Mount Carleton remains a wilderness refuge. Murray Beach and Fundy Trail Parkway offer quiet coastal beauty. Parlee and New River draw families to sun and sand. Jardins de la République, Herring Cove, Mactaquac, and Sugarloaf offer recreation and community.

But those slated for closure: Cape Enrage, The Anchorage, North Lake Provincial Park, Bonar Law Provincial Heritage Place, Sheriff Andrews House, Doak House Provincial Heritage Place, Antique Automobile Museum, MacDonald Farm Provincial Heritage Place and the spectacular, unique Minister’s Island….these sites came to be because of vision and community leadership and support. Because of people just like Percy M. Harrison.

These parks are mirrors that reflect who we are. They’re all places of the heart; homes of our heritage. Open arms of hospitality to visitors. They strengthen families, support mental and physical health, and teach us about our past and the ecosystems that sustain us. If they’re sacrificed, we risk losing not just land, but legacy.

We risk confirming that old, tired, tedious label of New Brunswick as a “Drive‑Through Province,” a space to pass through rather than a place to pause, explore, learn, appreciate.

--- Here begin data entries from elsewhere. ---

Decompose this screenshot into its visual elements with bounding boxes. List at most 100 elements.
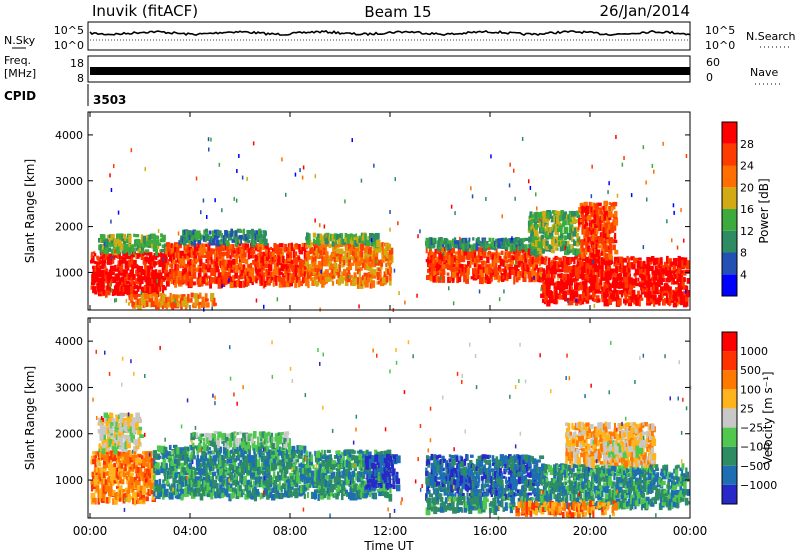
data-cell [238,239,241,244]
data-cell [262,263,265,271]
data-cell [213,264,216,273]
data-cell [108,242,114,247]
data-cell [117,435,121,442]
data-cell [298,467,301,473]
data-cell [603,254,607,259]
data-cell [486,241,489,245]
data-cell [141,489,147,495]
data-cell [337,280,342,286]
data-cell [448,247,453,253]
data-cell [174,263,178,271]
data-cell [116,416,120,422]
data-cell [321,272,324,277]
data-cell [263,304,265,309]
data-cell [193,268,198,272]
data-cell [499,271,502,275]
data-cell [199,292,202,299]
data-cell [542,222,545,228]
data-cell [342,480,348,485]
data-cell [317,276,321,282]
data-cell [210,248,213,254]
data-cell [238,467,242,473]
data-cell [287,268,291,273]
data-cell [445,259,449,264]
data-cell [234,463,237,470]
data-cell [597,266,603,271]
data-cell [294,459,298,465]
data-cell [149,233,153,237]
data-cell [197,444,202,453]
data-cell [540,293,545,298]
data-cell [685,299,689,307]
data-cell [243,247,246,252]
data-cell [110,188,113,192]
data-cell [326,493,331,500]
data-cell [633,257,636,265]
data-cell [663,269,666,275]
data-cell [149,290,153,297]
data-cell [538,236,543,242]
data-cell [517,237,520,241]
data-cell [543,274,548,281]
data-cell [138,266,141,273]
data-cell [463,268,467,274]
data-cell [595,231,598,240]
data-cell [558,257,562,265]
data-cell [323,256,327,263]
data-cell [278,275,282,282]
data-cell [113,252,116,260]
data-cell [174,479,179,484]
data-cell [585,235,590,242]
data-cell [326,251,329,260]
data-cell [660,257,663,265]
data-cell [230,244,234,249]
data-cell [299,272,304,277]
data-cell [567,257,571,264]
data-cell [231,491,236,499]
data-cell [208,433,214,441]
data-cell [374,271,378,276]
data-cell [568,210,573,216]
data-cell [158,492,161,500]
data-cell [201,254,206,258]
data-cell [176,264,180,272]
data-cell [130,496,134,500]
data-cell [161,234,166,240]
data-cell [233,458,238,463]
data-cell [528,179,530,184]
data-cell [203,229,208,235]
data-cell [124,441,128,450]
data-cell [559,233,564,238]
data-cell [593,214,599,221]
data-cell [448,243,452,250]
data-cell [545,224,549,231]
data-cell [192,451,195,459]
data-cell [642,274,645,281]
data-cell [247,251,251,260]
data-cell [314,268,317,272]
data-cell [337,238,342,245]
data-cell [661,273,665,278]
nave-label: Nave [750,66,778,79]
data-cell [608,270,612,277]
data-cell [551,298,554,303]
data-cell [538,220,541,227]
data-cell [330,254,334,262]
data-cell [652,285,656,291]
data-cell [536,248,542,255]
data-cell [529,255,532,263]
data-cell [562,219,567,226]
data-cell [224,260,228,267]
data-cell [627,295,632,303]
data-cell [162,479,165,484]
data-cell [211,248,216,255]
data-cell [212,230,217,239]
data-cell [569,281,572,286]
data-cell [201,468,204,475]
data-cell [608,289,612,294]
data-cell [522,237,526,243]
data-cell [236,228,242,233]
data-cell [99,494,103,502]
data-cell [225,280,228,285]
data-cell [102,442,107,449]
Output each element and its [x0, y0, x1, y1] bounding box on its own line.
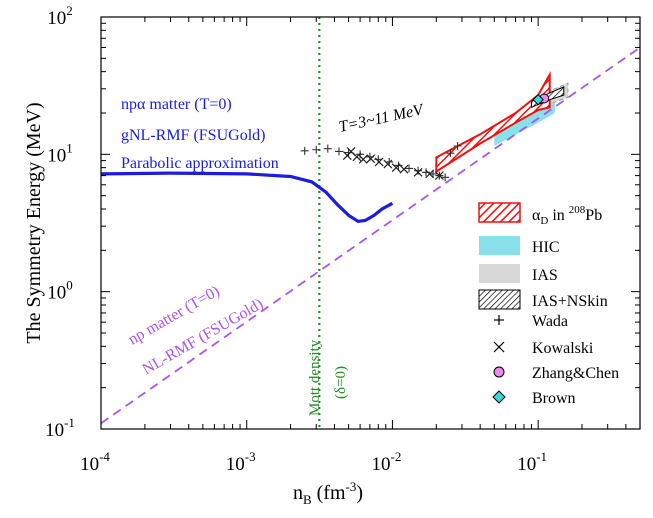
x-tick-label: 10-2: [372, 449, 402, 475]
kowalski-point: [434, 171, 444, 181]
kowalski-point: [425, 169, 435, 179]
legend-swatch-alpha: [478, 202, 521, 223]
wada-point: [446, 149, 455, 158]
y-tick-label: 102: [47, 3, 73, 29]
kowalski-point: [374, 157, 384, 167]
legend: αD in 208Pb HIC IAS IAS+NSkin Wada Kowal…: [478, 202, 619, 407]
alpha-d-band: [435, 70, 551, 174]
x-axis-label: nB (fm-3): [293, 479, 363, 507]
wada-point: [344, 148, 353, 157]
legend-label-hic: HIC: [532, 239, 560, 256]
legend-label-wada: Wada: [532, 313, 568, 330]
kowalski-point: [413, 167, 423, 177]
annotation-blue-3: Parabolic approximation: [121, 155, 279, 172]
np-matter-curve: [101, 46, 640, 425]
kowalski-point: [366, 154, 376, 164]
annotation-mott-1: Mott density: [307, 339, 323, 416]
legend-marker-kowalski: [493, 341, 505, 353]
annotation-blue-2: gNL-RMF (FSUGold): [121, 127, 265, 144]
legend-marker-brown: [492, 390, 506, 404]
wada-point: [323, 144, 332, 153]
kowalski-point: [352, 152, 362, 162]
kowalski-point: [383, 159, 393, 169]
kowalski-point: [399, 164, 409, 174]
legend-swatch-hic: [479, 236, 520, 255]
legend-label-alpha: αD in 208Pb: [532, 204, 602, 227]
y-tick-label: 101: [47, 140, 73, 166]
legend-swatch-ias: [479, 264, 520, 283]
legend-label-brown: Brown: [532, 390, 576, 407]
kowalski-point: [391, 163, 401, 173]
wada-point: [335, 147, 344, 156]
plot-frame: [100, 16, 641, 430]
legend-marker-wada: [494, 315, 504, 325]
brown-point: [532, 93, 544, 106]
kowalski-point: [358, 154, 368, 164]
legend-marker-zhang: [493, 366, 505, 378]
annotation-mott-2: (δ=0): [333, 366, 349, 399]
wada-point: [441, 173, 450, 182]
legend-label-ias: IAS: [532, 267, 558, 284]
x-tick-label: 10-4: [80, 449, 110, 475]
legend-label-kowalski: Kowalski: [532, 340, 594, 357]
legend-label-ias-nskin: IAS+NSkin: [532, 293, 608, 310]
annotation-temperature: T=3~11 MeV: [337, 101, 426, 136]
npalpha-curve: [101, 171, 394, 224]
wada-point: [300, 146, 309, 155]
x-tick-label: 10-3: [226, 449, 256, 475]
annotation-blue-1: npα matter (T=0): [121, 96, 232, 113]
y-tick-label: 100: [47, 278, 73, 304]
wada-point: [405, 164, 414, 173]
wada-point: [414, 166, 423, 175]
legend-swatch-ias-nskin: [478, 289, 521, 310]
y-tick-label: 10-1: [45, 415, 75, 441]
legend-label-zhang: Zhang&Chen: [532, 365, 619, 382]
y-axis-label: The Symmetry Energy (MeV): [23, 102, 45, 343]
x-tick-label: 10-1: [517, 449, 547, 475]
wada-point: [453, 141, 462, 150]
wada-point: [312, 145, 321, 154]
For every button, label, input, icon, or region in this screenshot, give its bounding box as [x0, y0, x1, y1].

But our history tells a different story. It tells us that parks were created by people who believed in the value of beauty and conservation, rest and connection. People like Harrison, Daggett, Pierce, Christie, Daigle, Snodgrass, Tate—and the employees who work at these places, the volunteers who love them, the supporters who donate to them, and the thousands upon thousands who return, year after year, because these places matter. So, I hope that communities push back and advocate once more for what they value, and that a new crop of stewards will rise to defend these public spaces.

If we let these parks and heritage sites disappear, we lose more than campsites and museums. We surrender the stories, the stewardship, and the sense of belonging that have shaped this province for nearly a century.

The question before us is simple: will we honour that legacy—or abandon it?